Even so, Amen. We also prostrate our being, with the Apostle, with the Roman saints, with the whole Church, with all the company of heaven, and give ourselves to that action of pure worship in which the creature, sinking lowest in his own eyes, yea out of his own sight altogether, rises highest into the light of his Maker. What a moment this is, what an occasion, for such an approach to Him who is the infinite and personal Fountain of being, and of redemption! We have been led from reason to reason, from doctrine to doctrine, from one link to another in a golden chain of redeeming mercies. We have had the dream of human merit expelled from the heart with arrows of light; and the pure glory of a grace most absolute, most merciful, has come in upon us in its place. All along we have been reminded, as it were in fragments and radiant glimpses, that these doctrines, these truths, are no mere principles in the abstract, but expressions of the will and of the love of a Person; that fact full of eternal life, but all too easily forgotten by the human mind, when its study of religion is carried away, if but for an hour, from the foot of the Cross, and of the Throne. But now all these lines converge upwards to their Origin. By the Cross they reach the Throne. Through the Work of the Son—One with the Father, for of the Son too it is written {Col 1:16} that "all things are through Him, and unto Him"—through His Work, and in it, we come to the Father’s Wisdom and Knowledge, which drew the plan of blessing, and as it were calculated and furnished all its means. We touch that point where the creature gravitates to its final rest, the vision of the Glory of God. We repose, with a profound and rejoicing silence, before the fact of mysteries too bright for our vision. After all the revelations of the Apostle we own with him in faith, with an acquiescence deep as our being, the fact that there is no searching, no tracking out, the final secrets of the ways of God. It becomes to us wonderfully sufficient, in the light of Christ, to know that "the Lord, the Lord God, merciful and gracious," is also Sovereign, Ultimate. His own eternal Satisfaction; that it is infinitely fit and blessed that, as His Will is the true efficient cause of all things, and His Presence their secret of continuance, so He is Himself their final Cause, their End, their Goal; they fulfil their idea, they find their bliss, in being altogether His; "all things are unto Him."

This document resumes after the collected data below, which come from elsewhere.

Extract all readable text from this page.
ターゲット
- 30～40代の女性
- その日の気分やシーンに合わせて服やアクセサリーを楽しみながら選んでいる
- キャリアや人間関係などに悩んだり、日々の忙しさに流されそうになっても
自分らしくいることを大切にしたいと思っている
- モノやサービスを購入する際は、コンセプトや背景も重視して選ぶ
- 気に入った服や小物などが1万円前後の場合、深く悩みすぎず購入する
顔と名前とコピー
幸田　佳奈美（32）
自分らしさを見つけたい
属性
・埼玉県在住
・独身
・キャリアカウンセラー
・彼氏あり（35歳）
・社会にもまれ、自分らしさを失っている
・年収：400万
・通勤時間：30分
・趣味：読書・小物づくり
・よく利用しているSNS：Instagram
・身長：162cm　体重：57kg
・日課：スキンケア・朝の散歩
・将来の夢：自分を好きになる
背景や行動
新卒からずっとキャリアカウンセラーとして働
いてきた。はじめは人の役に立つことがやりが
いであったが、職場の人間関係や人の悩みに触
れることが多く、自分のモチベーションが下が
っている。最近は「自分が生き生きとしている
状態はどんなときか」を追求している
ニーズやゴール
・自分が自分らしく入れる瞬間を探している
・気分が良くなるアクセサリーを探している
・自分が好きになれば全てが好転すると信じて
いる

"To whom be the glory, unto the ages. Amen." The advancing "ages," αίωνες, the infinite developments of the eternal life, what do we know about them? Almost nothing, except the greatest fact of all; that in them forever the redeemed creature will glorify not itself but the Creator; finding an endless and ever fuller youth, an inexhaustible motive, a rest impossible to break, a life in which indeed "they cannot die any more," in surrendering always all its blissful wealth of being to the will and use of the Blessed One.

In these "ages" we already are, in Christ. We shall indeed grow forever with their eternal growth, in Him, to the glory of the grace of God. But let us not forget that we are already in their course, as regards that life of ours which is hid with Christ in God. With that recollection, let us give ourselves often, and as by the "second nature" of grace, to adoration. Not necessarily to frequent long abstractions of our time from the active services of life; we need only read on into the coming passages of the Epistle to be reminded that we are hallowed, in our Lord, to a life of unselfish contact with all the needs around us. But let that life have for its interior, for its animation, the spirit of worship. Taking by faith our all from God, let us inwardly always give it back to Him, as those who not only own with the simplest gratitude that He has redeemed us from condemnation and from sin, but who have seen with an adoring intuition that we and our all are of the "all things" which, being "of Him," and "by Him," are also wholly "unto Him," by an absolute right, by the ultimate law of our being, as we are the creatures of the eternal Love.